Del resto un noto libro dello scrittore e agricoltore Wendell Berry si intitola Mangiare è un atto agricolo… Ma a proposito del “cosa produrre”, appunto, che fare rispetto all’insostenibile consumo di prodotti animali a livello globale, in forte aumento nel Sud del mondo, mentre la riduzione nel Nord riguarda fasce limitate come rilevano i rapporti che la Fao commissiona al gruppo di esperti Hlpe?
Le nostre vendite di carne sono molto basse rispetto ai negozi convenzionali, un decimo direi. I prodotti animali nel biologico costano molto di più perché i disciplinari sono esigenti… E’ necessario ridurre il consumo di carne, ricorrere il più possibile ai prodotti integrali, mangiare in modo sano. Un modello alla statunitense generalizzato richiederebbe un multiplo delle terre davvero disponibili.

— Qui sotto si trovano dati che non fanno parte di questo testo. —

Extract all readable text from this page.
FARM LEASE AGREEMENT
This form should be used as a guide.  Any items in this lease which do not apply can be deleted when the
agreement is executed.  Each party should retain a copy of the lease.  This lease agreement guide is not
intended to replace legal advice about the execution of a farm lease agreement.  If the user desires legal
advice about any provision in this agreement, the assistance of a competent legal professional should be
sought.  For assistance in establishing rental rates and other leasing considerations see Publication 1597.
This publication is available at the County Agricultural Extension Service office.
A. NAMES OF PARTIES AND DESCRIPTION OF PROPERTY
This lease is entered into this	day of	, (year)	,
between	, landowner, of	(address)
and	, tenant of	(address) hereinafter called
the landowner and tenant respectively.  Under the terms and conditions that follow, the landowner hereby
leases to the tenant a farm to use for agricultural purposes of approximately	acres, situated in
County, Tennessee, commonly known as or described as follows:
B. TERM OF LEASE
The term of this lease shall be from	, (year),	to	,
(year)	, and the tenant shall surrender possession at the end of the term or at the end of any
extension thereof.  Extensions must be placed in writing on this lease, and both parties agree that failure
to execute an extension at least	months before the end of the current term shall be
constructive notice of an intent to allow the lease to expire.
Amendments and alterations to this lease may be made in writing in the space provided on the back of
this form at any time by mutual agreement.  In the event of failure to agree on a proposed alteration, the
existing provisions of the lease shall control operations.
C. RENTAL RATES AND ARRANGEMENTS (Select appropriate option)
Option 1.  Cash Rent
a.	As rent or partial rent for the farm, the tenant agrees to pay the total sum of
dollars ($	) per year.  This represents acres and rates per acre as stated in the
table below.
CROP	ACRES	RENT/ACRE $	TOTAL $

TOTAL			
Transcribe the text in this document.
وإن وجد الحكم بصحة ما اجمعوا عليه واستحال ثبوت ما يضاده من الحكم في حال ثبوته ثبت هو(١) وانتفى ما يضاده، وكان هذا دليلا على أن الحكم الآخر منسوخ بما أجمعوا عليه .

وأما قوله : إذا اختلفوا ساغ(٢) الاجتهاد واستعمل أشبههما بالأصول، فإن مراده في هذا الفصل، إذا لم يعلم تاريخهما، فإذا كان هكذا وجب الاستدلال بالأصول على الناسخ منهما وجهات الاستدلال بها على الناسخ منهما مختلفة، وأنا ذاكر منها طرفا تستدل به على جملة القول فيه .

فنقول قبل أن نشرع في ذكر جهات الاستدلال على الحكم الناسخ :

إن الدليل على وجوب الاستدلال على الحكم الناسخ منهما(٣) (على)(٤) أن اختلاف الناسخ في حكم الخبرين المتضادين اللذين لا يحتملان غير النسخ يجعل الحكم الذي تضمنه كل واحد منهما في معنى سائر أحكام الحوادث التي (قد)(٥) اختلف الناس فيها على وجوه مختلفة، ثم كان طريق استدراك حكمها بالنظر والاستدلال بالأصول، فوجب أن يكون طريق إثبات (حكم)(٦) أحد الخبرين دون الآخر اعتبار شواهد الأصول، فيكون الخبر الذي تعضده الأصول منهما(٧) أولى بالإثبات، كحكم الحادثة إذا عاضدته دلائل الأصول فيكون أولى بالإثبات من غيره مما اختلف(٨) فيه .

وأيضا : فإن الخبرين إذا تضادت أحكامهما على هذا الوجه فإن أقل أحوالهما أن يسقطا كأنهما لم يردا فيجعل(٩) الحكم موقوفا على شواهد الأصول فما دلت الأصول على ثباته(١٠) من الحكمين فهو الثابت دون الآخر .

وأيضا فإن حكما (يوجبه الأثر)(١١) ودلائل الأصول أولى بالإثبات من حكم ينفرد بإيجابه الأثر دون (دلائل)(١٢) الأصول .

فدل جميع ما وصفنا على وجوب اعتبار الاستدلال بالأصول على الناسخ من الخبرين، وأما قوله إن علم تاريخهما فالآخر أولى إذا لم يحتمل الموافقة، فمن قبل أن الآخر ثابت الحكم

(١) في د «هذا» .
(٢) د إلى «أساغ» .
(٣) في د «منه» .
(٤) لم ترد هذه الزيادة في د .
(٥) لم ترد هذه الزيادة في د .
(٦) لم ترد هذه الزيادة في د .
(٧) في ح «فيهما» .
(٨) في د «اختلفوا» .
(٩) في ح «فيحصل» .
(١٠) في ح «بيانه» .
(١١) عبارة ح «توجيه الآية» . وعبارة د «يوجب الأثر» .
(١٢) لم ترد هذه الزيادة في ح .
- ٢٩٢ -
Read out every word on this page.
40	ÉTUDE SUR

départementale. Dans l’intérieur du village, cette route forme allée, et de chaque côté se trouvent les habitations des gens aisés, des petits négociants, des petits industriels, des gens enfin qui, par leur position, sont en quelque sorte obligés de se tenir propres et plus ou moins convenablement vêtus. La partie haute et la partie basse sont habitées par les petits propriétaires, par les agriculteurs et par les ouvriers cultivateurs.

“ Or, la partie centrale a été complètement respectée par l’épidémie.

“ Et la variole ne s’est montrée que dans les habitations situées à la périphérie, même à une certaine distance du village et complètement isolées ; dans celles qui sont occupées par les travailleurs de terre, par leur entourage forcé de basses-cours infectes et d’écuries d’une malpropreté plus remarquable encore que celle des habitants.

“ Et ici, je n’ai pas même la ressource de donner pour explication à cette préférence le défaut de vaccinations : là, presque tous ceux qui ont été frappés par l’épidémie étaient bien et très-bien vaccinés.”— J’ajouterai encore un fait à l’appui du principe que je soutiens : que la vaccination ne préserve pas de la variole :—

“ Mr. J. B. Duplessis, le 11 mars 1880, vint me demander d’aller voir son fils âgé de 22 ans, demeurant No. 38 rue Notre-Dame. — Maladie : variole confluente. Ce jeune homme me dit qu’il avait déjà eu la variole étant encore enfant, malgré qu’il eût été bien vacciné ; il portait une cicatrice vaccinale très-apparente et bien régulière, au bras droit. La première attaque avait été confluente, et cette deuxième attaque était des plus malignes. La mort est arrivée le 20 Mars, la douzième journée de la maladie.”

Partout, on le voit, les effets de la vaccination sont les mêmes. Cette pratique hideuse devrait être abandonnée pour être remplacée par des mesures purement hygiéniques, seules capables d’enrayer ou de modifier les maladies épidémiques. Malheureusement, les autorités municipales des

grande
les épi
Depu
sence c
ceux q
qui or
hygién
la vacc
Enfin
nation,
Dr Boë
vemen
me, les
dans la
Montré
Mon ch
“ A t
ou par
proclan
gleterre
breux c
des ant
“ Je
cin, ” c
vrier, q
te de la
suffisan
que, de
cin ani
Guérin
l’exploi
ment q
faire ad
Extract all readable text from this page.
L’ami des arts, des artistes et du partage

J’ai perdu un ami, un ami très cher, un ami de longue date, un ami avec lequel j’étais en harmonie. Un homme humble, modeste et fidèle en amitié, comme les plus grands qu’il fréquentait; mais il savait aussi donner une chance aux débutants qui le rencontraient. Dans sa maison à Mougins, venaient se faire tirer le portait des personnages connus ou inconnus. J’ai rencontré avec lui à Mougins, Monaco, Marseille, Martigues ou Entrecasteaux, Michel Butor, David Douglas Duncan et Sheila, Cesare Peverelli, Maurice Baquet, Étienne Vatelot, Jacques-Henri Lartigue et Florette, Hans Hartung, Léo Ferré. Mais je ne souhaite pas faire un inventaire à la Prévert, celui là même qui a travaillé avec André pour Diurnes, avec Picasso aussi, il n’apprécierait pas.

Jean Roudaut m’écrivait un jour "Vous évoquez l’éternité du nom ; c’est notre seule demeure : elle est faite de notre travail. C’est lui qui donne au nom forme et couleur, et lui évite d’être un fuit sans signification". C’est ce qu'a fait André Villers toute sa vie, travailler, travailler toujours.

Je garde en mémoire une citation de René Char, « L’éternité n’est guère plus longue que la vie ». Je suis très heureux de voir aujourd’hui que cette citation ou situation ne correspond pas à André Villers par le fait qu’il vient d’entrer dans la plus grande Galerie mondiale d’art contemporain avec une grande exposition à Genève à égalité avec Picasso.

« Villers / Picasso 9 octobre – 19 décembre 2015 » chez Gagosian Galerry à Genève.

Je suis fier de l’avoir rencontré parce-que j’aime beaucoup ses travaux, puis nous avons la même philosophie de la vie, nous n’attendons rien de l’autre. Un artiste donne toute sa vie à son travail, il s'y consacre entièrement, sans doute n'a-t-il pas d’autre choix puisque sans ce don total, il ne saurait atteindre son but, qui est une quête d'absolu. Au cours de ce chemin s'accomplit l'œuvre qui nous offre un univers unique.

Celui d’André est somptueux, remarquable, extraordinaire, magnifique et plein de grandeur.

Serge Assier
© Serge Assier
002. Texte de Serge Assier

La sostenibilità sociale come affronta il tema del giusto prezzo per i produttori agricoli?

Deve essere un cavallo di battaglia del sistema biologico! In questi decenni, la chimica di sintesi in agricoltura e l’ingegneria genetica hanno aumentato le rese ma non hanno certo arricchito gli agricoltori, anzi: li hanno impoveriti perché il mercato globale ha abbattuto i prezzi. Se vogliamo un’agricoltura sana, non è possibile pagare un chilo di pomodori 8 centesimi – noi lo paghiamo fino a 33 centesimi e diversifichiamo il prezzo al produttore anche a seconda delle difficoltà. Usciamo dal meccanismo del prezzo di mercato: creiamo relazioni individuali e facciamo accordi diretti con le aziende agricole, anche impegnandoci all’inizio della stagione con loro stabilendo quanto prodotto possiamo assorbire. Non c’è niente di peggio che lasciare il prodotto in campo, dopo tanta fatica, per mancanza di sbocchi… Abbiamo contatti diretti con 300 aziende. Se ci si incontra ci si comprende. Si comprende che l’interesse di uno è l’interesse di tutti e che avremo sostenibilità in futuro se riusciremo a trovare un sano punto di equilibrio tra tutti gli attori, perché tutti hanno interesse per tutti. Così si potrà continuare con criteri di giustizia a lavorare nei campi ricavando e distribuendo cibo salutare per tutti.

Lei parla spesso del ruolo centrale dei consumatori consapevoli. Ma come la mettiamo con quelli a basso reddito? Si possono permettere il bio, almeno per i prodotti di base?

Già 30 anni fa avevamo fra i clienti anche famiglie non certo benestanti, di operai. E’ ancora così. La scelta di mangiare sano è più culturale ed etica che economica. Noi puntiamo anche sulla formula che chiamiamo Bio per tutti, con prezzi vantaggiosi per i prodotti di consumo quotidiano, essenziali diremmo (un pacchetto di pasta è sui 99 centesimi). Poi, per esempio, in tanti tornano a farsi il pane, a trasformare in casa. Diciamo anche un’altra cosa: in media l’alimentazione incide sul bilancio familiare per il 14%…se anche si spendesse il 50% in più per comprare cibi sani, non sarebbe così disastroso, almeno per la maggior parte. Va anche detto che pochi centesimi in più per un chilo di prodotto fanno una grande differenza per il produttore e non inciderebbero tanto sul prodotto finale, se fossero trasferiti tal quali al consumatore, fuori dal meccanismo dei ricarichi a percentuale. Sarebbe interessante fare una campagna: «10 centesimi in più al coltivatore, 10 centesimi in più dal consumatore per salvare la nostra agricoltura e il nostro pianeta».